In the Results section (lines: 565-566), we added additional pointers to the Materials and methods section (lines: 1003-1007) where we describe how we calculated the coalescent points for both the V3A and CIP time courses. At the same locations, we reference Chang et al. (2020b) which also used this method.

7. R2: The discrimination index should be described more clearly, including understanding what kind of index values are expected under different conditions.

As suggested, we expanded the description of the discrimination index (DI) to clarify its interpretation and how the mean and variance of the neuronal responses together determine the value (lines: 256-257 and 949-951).

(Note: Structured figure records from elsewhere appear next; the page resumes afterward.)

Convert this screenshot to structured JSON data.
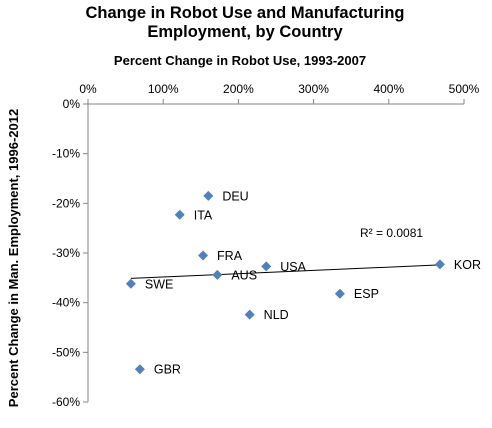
{
  "chart_data": {
    "type": "scatter",
    "title_lines": [
      "Change in Robot Use and Manufacturing",
      "Employment, by Country"
    ],
    "xlabel": "Percent Change in Robot Use, 1993-2007",
    "ylabel": "Percent Change in Man. Employment, 1996-2012",
    "xaxis_position": "top",
    "xlim": [
      0,
      500
    ],
    "ylim": [
      -60,
      0
    ],
    "x_ticks": [
      0,
      100,
      200,
      300,
      400,
      500
    ],
    "x_tick_labels": [
      "0%",
      "100%",
      "200%",
      "300%",
      "400%",
      "500%"
    ],
    "y_ticks": [
      0,
      -10,
      -20,
      -30,
      -40,
      -50,
      -60
    ],
    "y_tick_labels": [
      "0%",
      "-10%",
      "-20%",
      "-30%",
      "-40%",
      "-50%",
      "-60%"
    ],
    "grid": false,
    "marker_color": "#4f81bd",
    "trendline_color": "#000000",
    "points": [
      {
        "label": "DEU",
        "x": 160,
        "y": -18.5
      },
      {
        "label": "ITA",
        "x": 122,
        "y": -22.3
      },
      {
        "label": "FRA",
        "x": 153,
        "y": -30.5
      },
      {
        "label": "AUS",
        "x": 172,
        "y": -34.4
      },
      {
        "label": "USA",
        "x": 237,
        "y": -32.7
      },
      {
        "label": "KOR",
        "x": 468,
        "y": -32.3
      },
      {
        "label": "SWE",
        "x": 57,
        "y": -36.2
      },
      {
        "label": "ESP",
        "x": 335,
        "y": -38.2
      },
      {
        "label": "NLD",
        "x": 215,
        "y": -42.4
      },
      {
        "label": "GBR",
        "x": 69,
        "y": -53.4
      }
    ],
    "trendline": {
      "x": [
        57,
        468
      ],
      "y": [
        -35.1,
        -32.4
      ]
    },
    "annotation": "R² = 0.0081"
  }
}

8. R2 suggests clarifying the section entitled, "Hierarchical refinement of 3D pose representation."

We thank the reviewer for this suggestion. We have clarified that the two analyses in this section are complementary to one another in that they provide an assessment of how the overall shape of the orientation tuning curve depends on distance (Tolerance) and how the preferred orientation (independent of tuning bandwidth) depends on distance (lines: 312-334). Together, they provide convergent evidence of a transformation from lower-level visual feature selectivity in V3A to higher-level 3D object representations in CIP.

9. R2 suggests refining and clarifying the analysis of choice-related activity by assessing the amount of behavioral bias in the monkeys' choices.

This is an excellent point that we did not address in the first submission. We now report that each of the monkeys chose all targets in every session and provide summary statistics which show that the choice distributions were very broad. We further report that the session-by-session mean choices of the monkeys and the preferred choice directions of the neurons were not significantly correlated for any monkey, suggesting that their choices were not associated with the neuronal choice preferences (lines: 980-985).

(10) It is suggested by R3 to temper claims that the results are strong evidence for a hierarchical relationship between the two brain areas, and to place more emphasis on the novel results of pre-saccadic activity in V3A.

This is a great point. As suggested, we tempered our interpretation of the differences in saccade-related activity between V3A and CIP as evidence of a hierarchy and focus more on the novel result of saccade-related activity in V3A.

(11) R3 recommends dropping statements regarding the conflict between anatomical and functional data, as it is not judged to be critical for the current study.

We agree that this point is secondary to the goals of the study and removed all such statements.

(12) R3: Clarify whether the difference in timing of the onset of choice activity is significantly different between CIP and V3A.

To statistically compare the V3A and CIP onsets of choice- and saccade-related activity at the population level, it was necessary to perform permutation tests based on bootstrapped values. These individual statistics were not significant, but the latency differences were highly consistent across all domains, supporting the proposed hierarchy. We now highlight in the Discussion that V3A activity preceded CIP activity by a similar amount in every domain: visual onset (6 ms; lines: 710-712), choice-related activity onset (11 ms; lines: 793-794), saccade-related activity onset aligned to the saccade initiation (6 ms; lines: 717-719), and inflection point in the time course of the saccade-related activity aligned to the target onset (7 ms; lines: 737-739). Notably, these analyses were performed using different neuronal subpopulations and experimental trials, providing convergent evidence of a V3A to CIP hierarchy.